Persyaratan Permohonan Duplikat Nikah sebagai berikut :
- Foto Copy Kartu Tanda Penduduk (KTP dan Kartu Keluarga (KK);
- Foto Copy Kutipan Akta Nikah
- Surat Permohonan Penerbitan Duplikat dari Pemohon;
- Surat Kuasa Jika Pengajuan diwakilkan oleh Pihak lain;
- Adanya Surat Laporan Kehilangan ataupun Surat Kerusakan Buku Kutipan Akta Nikah dari Kepolisian;
- Surat Pernyataan bermaterai Rp.6.000,- yang dibuat oleh Suami dan/atau Isteri bahwa Kutipan Akta Nikah Asli tidak pernah digunakan untuk pengajuan Proses Perceraian Secara Resmi di Pengadilan Agama;
- Pas Foto ukuran 2X3 masing-masing 4 Lembar.
(Berdasarkan Peraturan Menteri Agama Republik Indonesia No. 11 Tahun 2007 Tentang Pencatatan Nikah)

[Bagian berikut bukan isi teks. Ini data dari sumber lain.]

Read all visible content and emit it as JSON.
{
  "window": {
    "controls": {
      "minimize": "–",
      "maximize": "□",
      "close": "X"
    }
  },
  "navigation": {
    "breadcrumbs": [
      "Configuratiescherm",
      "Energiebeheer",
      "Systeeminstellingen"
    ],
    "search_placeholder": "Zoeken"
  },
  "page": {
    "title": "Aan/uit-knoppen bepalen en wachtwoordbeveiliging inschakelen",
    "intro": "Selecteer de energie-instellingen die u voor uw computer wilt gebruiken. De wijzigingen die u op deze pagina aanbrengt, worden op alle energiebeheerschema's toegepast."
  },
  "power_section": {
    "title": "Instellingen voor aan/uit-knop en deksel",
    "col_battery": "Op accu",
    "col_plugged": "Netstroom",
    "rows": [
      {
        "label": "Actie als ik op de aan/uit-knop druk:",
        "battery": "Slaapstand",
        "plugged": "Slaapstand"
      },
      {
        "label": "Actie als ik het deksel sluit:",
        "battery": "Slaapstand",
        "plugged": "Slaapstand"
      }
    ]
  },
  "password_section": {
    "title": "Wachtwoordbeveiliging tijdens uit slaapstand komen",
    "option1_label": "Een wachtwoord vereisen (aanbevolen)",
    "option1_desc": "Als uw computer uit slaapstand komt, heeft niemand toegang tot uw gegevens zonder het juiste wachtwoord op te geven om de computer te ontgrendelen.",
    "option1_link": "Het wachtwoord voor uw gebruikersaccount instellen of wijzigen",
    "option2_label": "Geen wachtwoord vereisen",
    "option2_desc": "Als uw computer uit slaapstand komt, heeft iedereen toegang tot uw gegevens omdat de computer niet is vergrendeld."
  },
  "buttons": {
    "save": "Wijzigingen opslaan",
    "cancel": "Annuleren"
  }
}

II. Prosedur Permohonan Duplikat Kutipan Akta Nikah
- Jika kutipan akta nikah hilang, pemohon datang ke Polsek setempat untuk mendapatkan surat keterangan kehilangan.
- Jika kutipan akta nikah rusak, yang dibuktikan dengan mengembalikan buku kutipan akta nikah yang rusak tersebut.
- Pemohon datang ke Kantor Kelurahan setempat untuk mendapatkan surat pengantar.
- Pemohon datang ke Kantor Urusan Agama yang mengeluarkan Kutipan Akta Nikah tersebut dengan membawa persyaratan yang diperlukan.
- Petugas Kantor Urusan Agama mencari data pernikahan pada Akta Nikah (Model N).
- Setelah data ditemukan, petugas Kantor Urusan Agama membuat duplikat kutipan akta nikah (Model DN)
- Duplikat kutipan akta nikah ditanda tangani oleh Pegawai pencatat Nikah (PPN).
- Duplikat kutipan akta nikah diserahkan kepada pemohon.